Cy’s expression darkened. “I heard about that. Tough break.”
“Well, the man’s insurance company is going to fix our car,” Cappie added with a laugh. “It seems they were worried that we might sue.”
“We would have,” Kell said, and he wasn’t smiling. “You could have been killed.”
“I just got bruised a little,” she said, smiling. “Nice of you to worry, though.”
Kell grinned. “It’s a hobby of mine.”
“You need to get out more,” Cy told the man in the bed. “I know you’ve got pain issues, but staying cooped up in here is just going to make things worse. Believe me, I know.”
Kell’s eyes darkened. “I guess you’re right.

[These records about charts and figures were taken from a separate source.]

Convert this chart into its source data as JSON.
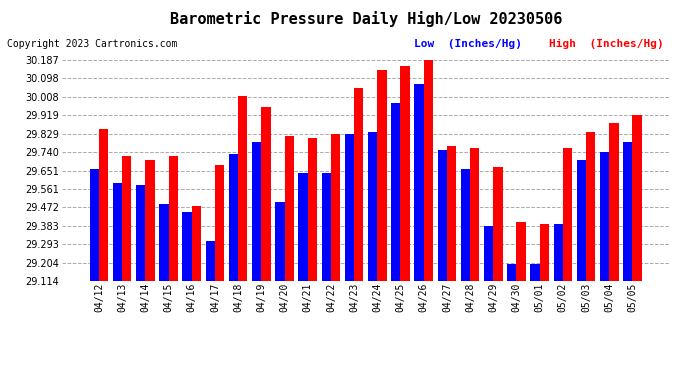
{
  "title": "Barometric Pressure Daily High/Low 20230506",
  "copyright": "Copyright 2023 Cartronics.com",
  "legend_low": "Low  (Inches/Hg)",
  "legend_high": "High  (Inches/Hg)",
  "dates": [
    "04/12",
    "04/13",
    "04/14",
    "04/15",
    "04/16",
    "04/17",
    "04/18",
    "04/19",
    "04/20",
    "04/21",
    "04/22",
    "04/23",
    "04/24",
    "04/25",
    "04/26",
    "04/27",
    "04/28",
    "04/29",
    "04/30",
    "05/01",
    "05/02",
    "05/03",
    "05/04",
    "05/05"
  ],
  "low_values": [
    29.66,
    29.59,
    29.58,
    29.49,
    29.45,
    29.31,
    29.73,
    29.79,
    29.5,
    29.64,
    29.64,
    29.83,
    29.84,
    29.98,
    30.07,
    29.75,
    29.66,
    29.38,
    29.2,
    29.2,
    29.39,
    29.7,
    29.74,
    29.79
  ],
  "high_values": [
    29.85,
    29.72,
    29.7,
    29.72,
    29.48,
    29.68,
    30.01,
    29.96,
    29.82,
    29.81,
    29.83,
    30.05,
    30.14,
    30.16,
    30.19,
    29.77,
    29.76,
    29.67,
    29.4,
    29.39,
    29.76,
    29.84,
    29.88,
    29.92
  ],
  "ylim_min": 29.114,
  "ylim_max": 30.187,
  "yticks": [
    29.114,
    29.204,
    29.293,
    29.383,
    29.472,
    29.561,
    29.651,
    29.74,
    29.829,
    29.919,
    30.008,
    30.098,
    30.187
  ],
  "color_low": "#0000ff",
  "color_high": "#ff0000",
  "background_color": "#ffffff",
  "grid_color": "#aaaaaa",
  "title_fontsize": 11,
  "copyright_fontsize": 7,
  "legend_fontsize": 8,
  "tick_fontsize": 7
}
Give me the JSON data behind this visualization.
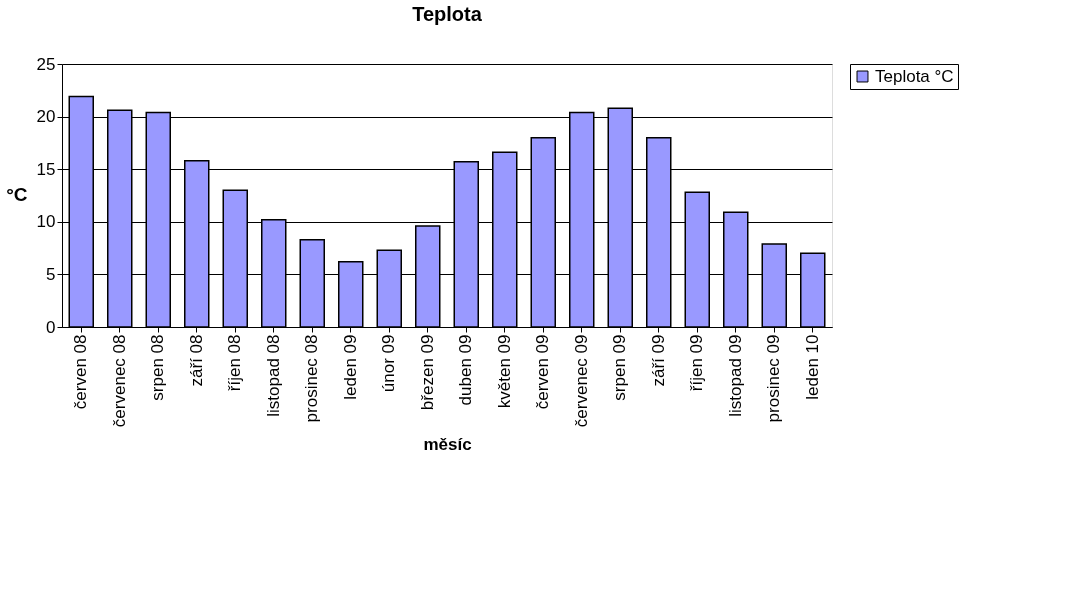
{
  "chart_data": {
    "type": "bar",
    "title": "Teplota",
    "xlabel": "měsíc",
    "ylabel": "°C",
    "categories": [
      "červen 08",
      "červenec 08",
      "srpen 08",
      "září 08",
      "říjen 08",
      "listopad 08",
      "prosinec 08",
      "leden 09",
      "únor 09",
      "březen 09",
      "duben 09",
      "květen 09",
      "červen 09",
      "červenec 09",
      "srpen 09",
      "září 09",
      "říjen 09",
      "listopad 09",
      "prosinec 09",
      "leden 10"
    ],
    "series": [
      {
        "name": "Teplota °C",
        "color": "#9999ff",
        "values": [
          21.9,
          20.6,
          20.4,
          15.8,
          13.0,
          10.2,
          8.3,
          6.2,
          7.3,
          9.6,
          15.7,
          16.6,
          18.0,
          20.4,
          20.8,
          18.0,
          12.8,
          10.9,
          7.9,
          7.0
        ]
      }
    ],
    "ylim": [
      0,
      25
    ],
    "yticks": [
      0,
      5,
      10,
      15,
      20,
      25
    ],
    "grid": "y",
    "legend": "right"
  }
}
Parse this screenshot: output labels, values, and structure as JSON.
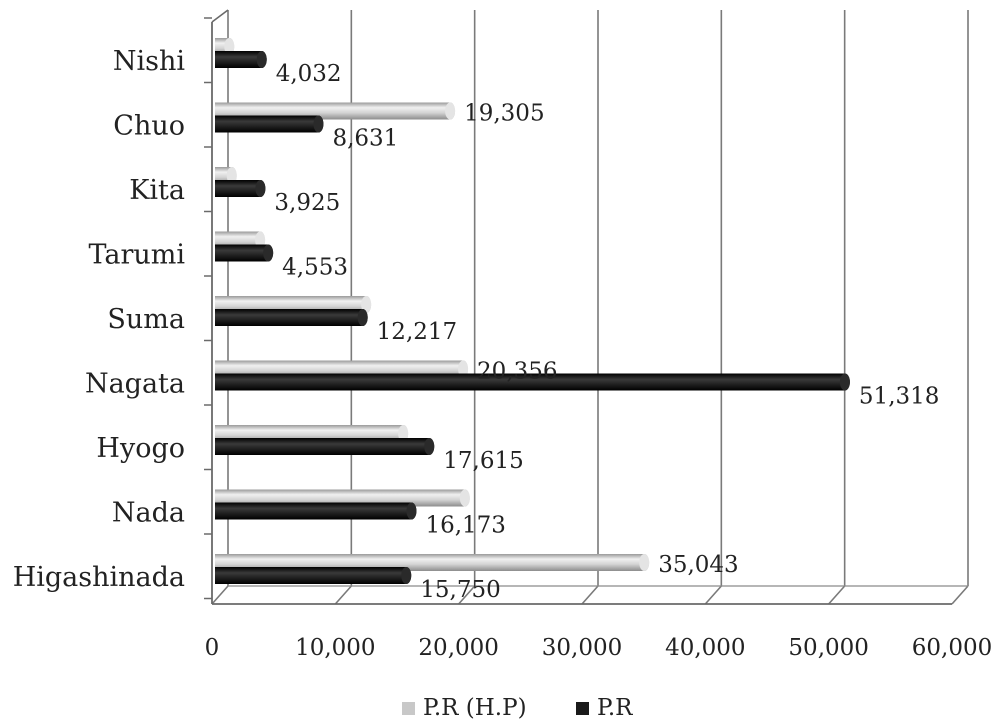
{
  "chart_data": {
    "type": "bar",
    "orientation": "horizontal",
    "style": "3d-cylinder",
    "title": "",
    "xlabel": "",
    "ylabel": "",
    "categories": [
      "Nishi",
      "Chuo",
      "Kita",
      "Tarumi",
      "Suma",
      "Nagata",
      "Hyogo",
      "Nada",
      "Higashinada"
    ],
    "series": [
      {
        "name": "P.R (H.P)",
        "color": "#c8c8c8",
        "values": [
          1400,
          19305,
          1600,
          3900,
          12500,
          20356,
          15500,
          20500,
          35043
        ],
        "labels": [
          "",
          "19,305",
          "",
          "",
          "",
          "20,356",
          "",
          "",
          "35,043"
        ]
      },
      {
        "name": "P.R",
        "color": "#1a1a1a",
        "values": [
          4032,
          8631,
          3925,
          4553,
          12217,
          51318,
          17615,
          16173,
          15750
        ],
        "labels": [
          "4,032",
          "8,631",
          "3,925",
          "4,553",
          "12,217",
          "51,318",
          "17,615",
          "16,173",
          "15,750"
        ]
      }
    ],
    "xlim": [
      0,
      60000
    ],
    "xticks": [
      0,
      10000,
      20000,
      30000,
      40000,
      50000,
      60000
    ],
    "xtick_labels": [
      "0",
      "10,000",
      "20,000",
      "30,000",
      "40,000",
      "50,000",
      "60,000"
    ],
    "grid": "vertical",
    "legend_position": "bottom"
  }
}
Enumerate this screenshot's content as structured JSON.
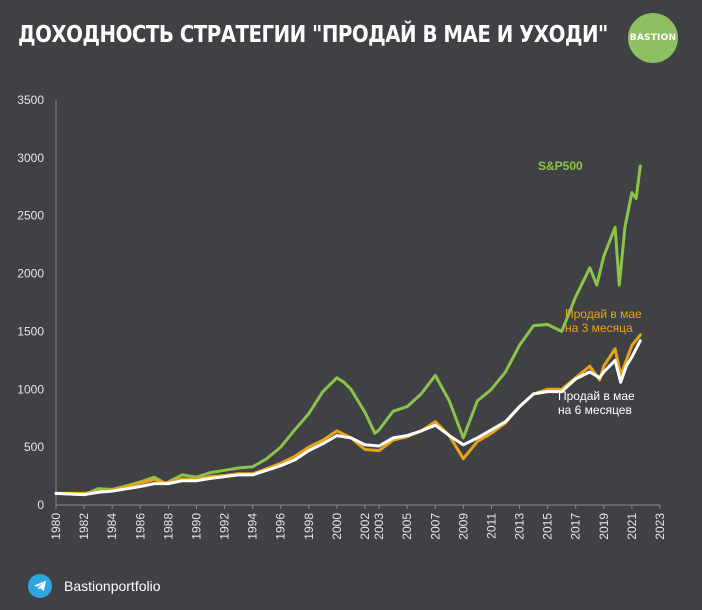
{
  "header": {
    "title": "ДОХОДНОСТЬ СТРАТЕГИИ \"ПРОДАЙ В МАЕ И УХОДИ\"",
    "logo_text": "BASTION"
  },
  "footer": {
    "icon": "telegram-icon",
    "handle": "Bastionportfolio"
  },
  "colors": {
    "background": "#404145",
    "sp500": "#8bc34a",
    "sell3": "#e8a317",
    "sell6": "#ffffff",
    "logo": "#8fbf63",
    "telegram": "#2ca5e0"
  },
  "chart_data": {
    "type": "line",
    "ylim": [
      0,
      3500
    ],
    "xlim": [
      1980,
      2023
    ],
    "yticks": [
      "0",
      "500",
      "1000",
      "1500",
      "2000",
      "2500",
      "3000",
      "3500"
    ],
    "xticks": [
      "1980",
      "1982",
      "1984",
      "1986",
      "1988",
      "1990",
      "1992",
      "1994",
      "1996",
      "1998",
      "2000",
      "2002",
      "2003",
      "2005",
      "2007",
      "2009",
      "2011",
      "2013",
      "2015",
      "2017",
      "2019",
      "2021",
      "2023"
    ],
    "grid": false,
    "series": [
      {
        "name": "S&P500",
        "color": "#8bc34a",
        "label_lines": [
          "S&P500"
        ],
        "points": [
          [
            1980,
            100
          ],
          [
            1981,
            95
          ],
          [
            1982,
            90
          ],
          [
            1983,
            140
          ],
          [
            1984,
            135
          ],
          [
            1985,
            165
          ],
          [
            1986,
            200
          ],
          [
            1987,
            240
          ],
          [
            1987.8,
            185
          ],
          [
            1988,
            200
          ],
          [
            1989,
            260
          ],
          [
            1990,
            240
          ],
          [
            1991,
            280
          ],
          [
            1992,
            300
          ],
          [
            1993,
            320
          ],
          [
            1994,
            330
          ],
          [
            1995,
            400
          ],
          [
            1996,
            500
          ],
          [
            1997,
            650
          ],
          [
            1998,
            790
          ],
          [
            1999,
            980
          ],
          [
            2000,
            1100
          ],
          [
            2000.5,
            1060
          ],
          [
            2001,
            1000
          ],
          [
            2002,
            800
          ],
          [
            2002.7,
            620
          ],
          [
            2003,
            650
          ],
          [
            2004,
            810
          ],
          [
            2005,
            850
          ],
          [
            2006,
            960
          ],
          [
            2007,
            1120
          ],
          [
            2008,
            900
          ],
          [
            2009,
            580
          ],
          [
            2010,
            900
          ],
          [
            2011,
            1000
          ],
          [
            2012,
            1150
          ],
          [
            2013,
            1380
          ],
          [
            2014,
            1550
          ],
          [
            2015,
            1560
          ],
          [
            2016,
            1500
          ],
          [
            2017,
            1800
          ],
          [
            2018,
            2050
          ],
          [
            2018.5,
            1900
          ],
          [
            2019,
            2150
          ],
          [
            2019.8,
            2400
          ],
          [
            2020.1,
            1900
          ],
          [
            2020.5,
            2400
          ],
          [
            2021,
            2700
          ],
          [
            2021.3,
            2650
          ],
          [
            2021.6,
            2930
          ]
        ]
      },
      {
        "name": "Продай в мае на 3 месяца",
        "color": "#e8a317",
        "label_lines": [
          "Продай  в мае",
          "на 3 месяца"
        ],
        "points": [
          [
            1980,
            100
          ],
          [
            1981,
            100
          ],
          [
            1982,
            100
          ],
          [
            1983,
            115
          ],
          [
            1984,
            130
          ],
          [
            1985,
            160
          ],
          [
            1986,
            190
          ],
          [
            1987,
            220
          ],
          [
            1987.8,
            190
          ],
          [
            1988,
            195
          ],
          [
            1989,
            225
          ],
          [
            1990,
            220
          ],
          [
            1991,
            245
          ],
          [
            1992,
            255
          ],
          [
            1993,
            270
          ],
          [
            1994,
            270
          ],
          [
            1995,
            315
          ],
          [
            1996,
            360
          ],
          [
            1997,
            420
          ],
          [
            1998,
            500
          ],
          [
            1999,
            560
          ],
          [
            2000,
            640
          ],
          [
            2001,
            580
          ],
          [
            2002,
            480
          ],
          [
            2003,
            470
          ],
          [
            2004,
            560
          ],
          [
            2005,
            590
          ],
          [
            2006,
            640
          ],
          [
            2007,
            720
          ],
          [
            2008,
            600
          ],
          [
            2009,
            400
          ],
          [
            2010,
            550
          ],
          [
            2011,
            620
          ],
          [
            2012,
            710
          ],
          [
            2013,
            850
          ],
          [
            2014,
            960
          ],
          [
            2015,
            1000
          ],
          [
            2016,
            1000
          ],
          [
            2017,
            1100
          ],
          [
            2018,
            1200
          ],
          [
            2018.7,
            1080
          ],
          [
            2019,
            1200
          ],
          [
            2019.8,
            1350
          ],
          [
            2020.2,
            1120
          ],
          [
            2020.6,
            1250
          ],
          [
            2021,
            1380
          ],
          [
            2021.6,
            1470
          ]
        ]
      },
      {
        "name": "Продай в мае на 6 месяцев",
        "color": "#ffffff",
        "label_lines": [
          "Продай  в мае",
          "на 6 месяцев"
        ],
        "points": [
          [
            1980,
            100
          ],
          [
            1981,
            95
          ],
          [
            1982,
            90
          ],
          [
            1983,
            110
          ],
          [
            1984,
            120
          ],
          [
            1985,
            140
          ],
          [
            1986,
            160
          ],
          [
            1987,
            185
          ],
          [
            1988,
            185
          ],
          [
            1989,
            210
          ],
          [
            1990,
            210
          ],
          [
            1991,
            230
          ],
          [
            1992,
            245
          ],
          [
            1993,
            260
          ],
          [
            1994,
            260
          ],
          [
            1995,
            300
          ],
          [
            1996,
            340
          ],
          [
            1997,
            390
          ],
          [
            1998,
            470
          ],
          [
            1999,
            530
          ],
          [
            2000,
            600
          ],
          [
            2001,
            580
          ],
          [
            2002,
            520
          ],
          [
            2003,
            510
          ],
          [
            2004,
            580
          ],
          [
            2005,
            600
          ],
          [
            2006,
            640
          ],
          [
            2007,
            690
          ],
          [
            2008,
            600
          ],
          [
            2009,
            520
          ],
          [
            2010,
            580
          ],
          [
            2011,
            650
          ],
          [
            2012,
            720
          ],
          [
            2013,
            850
          ],
          [
            2014,
            960
          ],
          [
            2015,
            980
          ],
          [
            2016,
            980
          ],
          [
            2017,
            1090
          ],
          [
            2018,
            1150
          ],
          [
            2018.7,
            1100
          ],
          [
            2019,
            1150
          ],
          [
            2019.8,
            1250
          ],
          [
            2020.2,
            1060
          ],
          [
            2020.6,
            1200
          ],
          [
            2021,
            1280
          ],
          [
            2021.6,
            1420
          ]
        ]
      }
    ]
  }
}
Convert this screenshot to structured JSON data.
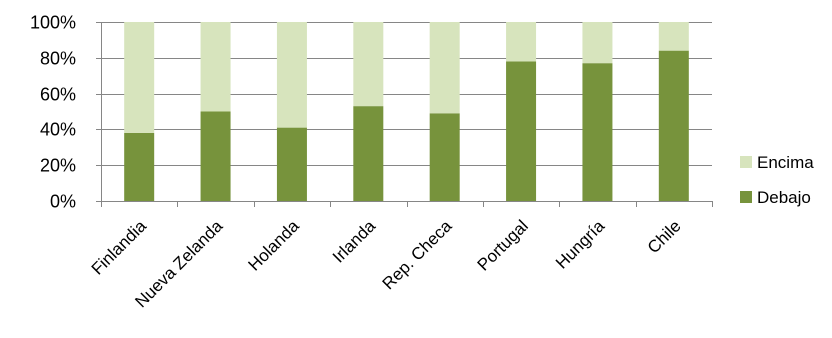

But I do have something to do. I’m working on a novel. One about Africa.”
Cy Parks’s face grew hard. “That place has made its mark on several of us,” he said enigmatically.
“It’s still making marks on other men,” Kell said.
“The Latin American drug cartels are moving in there as well,” Cy replied. “Hell of a thing, as if Africa didn’t have enough internal problems as it is.”